Scottish broccoli is clearly not scarce in supermarkets around Westminster yet.
Maybe we’re just not close enough to Christmas for politicians to care about food shortages – or perhaps the UK Government is banking on any future supply issues being resolved by importing fruit and veg from Spain or Poland?
Because it would appear that the crisis currently raging in Scottish vegetable fields, with farmers helplessly watching acre after acre of premium-quality food ripen and then rot when seasonal pickers and transport aren’t available to handle it, is being casually brushed aside.
This ongoing financial disaster isn’t a result of bad weather or poor management; the loss of essential seasonal agricultural labour is largely a direct result of government policy.
The pandemic may have played a part, but freedom of movement has ended, many EU workers have left the UK, the roll-out of the Seasonal Worker Pilot (SWP) scheme was delayed until the eleventh hour this summer, and the number of visas issued to cope with demand was far too few.
And despite the industry pleading on its knees for more visas to be issued, a Home Office spokesperson told me this week: “To date the sector has used approximately two thirds of the places available, so there is no case for expanding the quota.”
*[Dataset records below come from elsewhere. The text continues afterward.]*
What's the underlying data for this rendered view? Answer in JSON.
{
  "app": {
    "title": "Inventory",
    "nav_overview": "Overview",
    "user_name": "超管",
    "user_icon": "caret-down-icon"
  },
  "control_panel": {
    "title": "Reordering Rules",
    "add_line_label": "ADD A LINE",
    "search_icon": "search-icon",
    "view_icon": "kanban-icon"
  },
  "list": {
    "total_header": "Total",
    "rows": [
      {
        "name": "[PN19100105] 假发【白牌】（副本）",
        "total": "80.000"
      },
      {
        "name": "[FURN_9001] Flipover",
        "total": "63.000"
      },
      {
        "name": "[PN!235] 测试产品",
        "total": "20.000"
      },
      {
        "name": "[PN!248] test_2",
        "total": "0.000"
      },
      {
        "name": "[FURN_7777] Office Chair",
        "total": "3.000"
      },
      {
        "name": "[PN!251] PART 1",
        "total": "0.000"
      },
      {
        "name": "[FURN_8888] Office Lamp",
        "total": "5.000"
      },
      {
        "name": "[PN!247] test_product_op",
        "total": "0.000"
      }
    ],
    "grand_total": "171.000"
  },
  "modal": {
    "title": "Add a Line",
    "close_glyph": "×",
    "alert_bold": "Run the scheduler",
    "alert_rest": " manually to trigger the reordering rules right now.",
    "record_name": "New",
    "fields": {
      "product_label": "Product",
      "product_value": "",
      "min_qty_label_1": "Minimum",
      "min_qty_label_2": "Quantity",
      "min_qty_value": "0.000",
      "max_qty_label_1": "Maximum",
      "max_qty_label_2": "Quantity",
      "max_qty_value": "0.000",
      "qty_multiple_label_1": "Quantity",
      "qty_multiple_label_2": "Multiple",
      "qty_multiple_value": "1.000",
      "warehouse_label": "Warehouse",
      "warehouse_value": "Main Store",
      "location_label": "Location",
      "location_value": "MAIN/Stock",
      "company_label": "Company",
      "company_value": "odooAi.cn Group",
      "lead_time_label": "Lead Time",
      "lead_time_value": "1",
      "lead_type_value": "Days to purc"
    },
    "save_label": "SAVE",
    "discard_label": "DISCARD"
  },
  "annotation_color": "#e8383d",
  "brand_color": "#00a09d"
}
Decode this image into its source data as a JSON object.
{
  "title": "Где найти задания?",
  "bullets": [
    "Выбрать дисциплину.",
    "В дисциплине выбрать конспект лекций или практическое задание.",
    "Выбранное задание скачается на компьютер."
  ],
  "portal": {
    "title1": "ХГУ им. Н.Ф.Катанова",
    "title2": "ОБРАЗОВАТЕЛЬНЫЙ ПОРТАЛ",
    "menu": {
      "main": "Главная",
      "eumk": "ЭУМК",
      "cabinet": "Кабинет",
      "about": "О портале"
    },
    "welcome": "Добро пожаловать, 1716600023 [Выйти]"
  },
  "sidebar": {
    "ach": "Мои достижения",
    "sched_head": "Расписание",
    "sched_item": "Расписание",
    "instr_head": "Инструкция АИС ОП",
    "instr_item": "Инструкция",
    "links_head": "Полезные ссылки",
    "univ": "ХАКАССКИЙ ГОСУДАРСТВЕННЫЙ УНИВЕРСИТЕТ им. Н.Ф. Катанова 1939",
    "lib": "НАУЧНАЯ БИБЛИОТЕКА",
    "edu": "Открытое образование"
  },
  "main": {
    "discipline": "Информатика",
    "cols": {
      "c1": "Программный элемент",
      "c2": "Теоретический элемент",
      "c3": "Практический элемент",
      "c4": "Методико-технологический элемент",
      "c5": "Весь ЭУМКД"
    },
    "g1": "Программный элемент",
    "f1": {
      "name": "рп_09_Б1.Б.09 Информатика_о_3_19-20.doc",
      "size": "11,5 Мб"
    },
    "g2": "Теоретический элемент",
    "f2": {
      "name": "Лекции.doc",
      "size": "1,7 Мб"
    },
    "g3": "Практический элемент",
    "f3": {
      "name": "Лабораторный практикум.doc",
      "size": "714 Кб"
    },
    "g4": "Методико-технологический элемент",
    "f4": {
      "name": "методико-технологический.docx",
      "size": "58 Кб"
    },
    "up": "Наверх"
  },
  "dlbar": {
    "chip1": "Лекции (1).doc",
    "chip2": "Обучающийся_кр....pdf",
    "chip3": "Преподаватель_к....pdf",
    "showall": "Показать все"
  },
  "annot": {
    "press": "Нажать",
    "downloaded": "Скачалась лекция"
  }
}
The ill-informed response has infuriated farming leaders who point out that not only have labour contractors confirmed their quotas of workers will be filled long before the end of the year, growers are still waiting for hundreds of people to arrive for autumn harvests.
This crisis isn’t just about the financial consequences of the losses, which are currently £2 million and rising by the day for East of Scotland Growers alone; the impact on farmers’ mental health from seeing months of labour, investment and care for their crops can’t be overestimated.
And in just a few days the first seeds that will become Scotland’s broccoli and cauliflower harvests in 2022 are scheduled to be sown in glasshouses, which means committing another year’s resources to be poured into growing crops without any assurances that this year’s issues will be resolved by the time they ripen.
But, of course, veg growers aren’t the only sector affected by this crisis, and retail industry leaders warned on Friday that food shortages are likely to be permanent – or at least the choices we have grown to expect won’t be available in future.
The sheep grazing Fife’s fields of browning broccoli look like being the only winners this winter.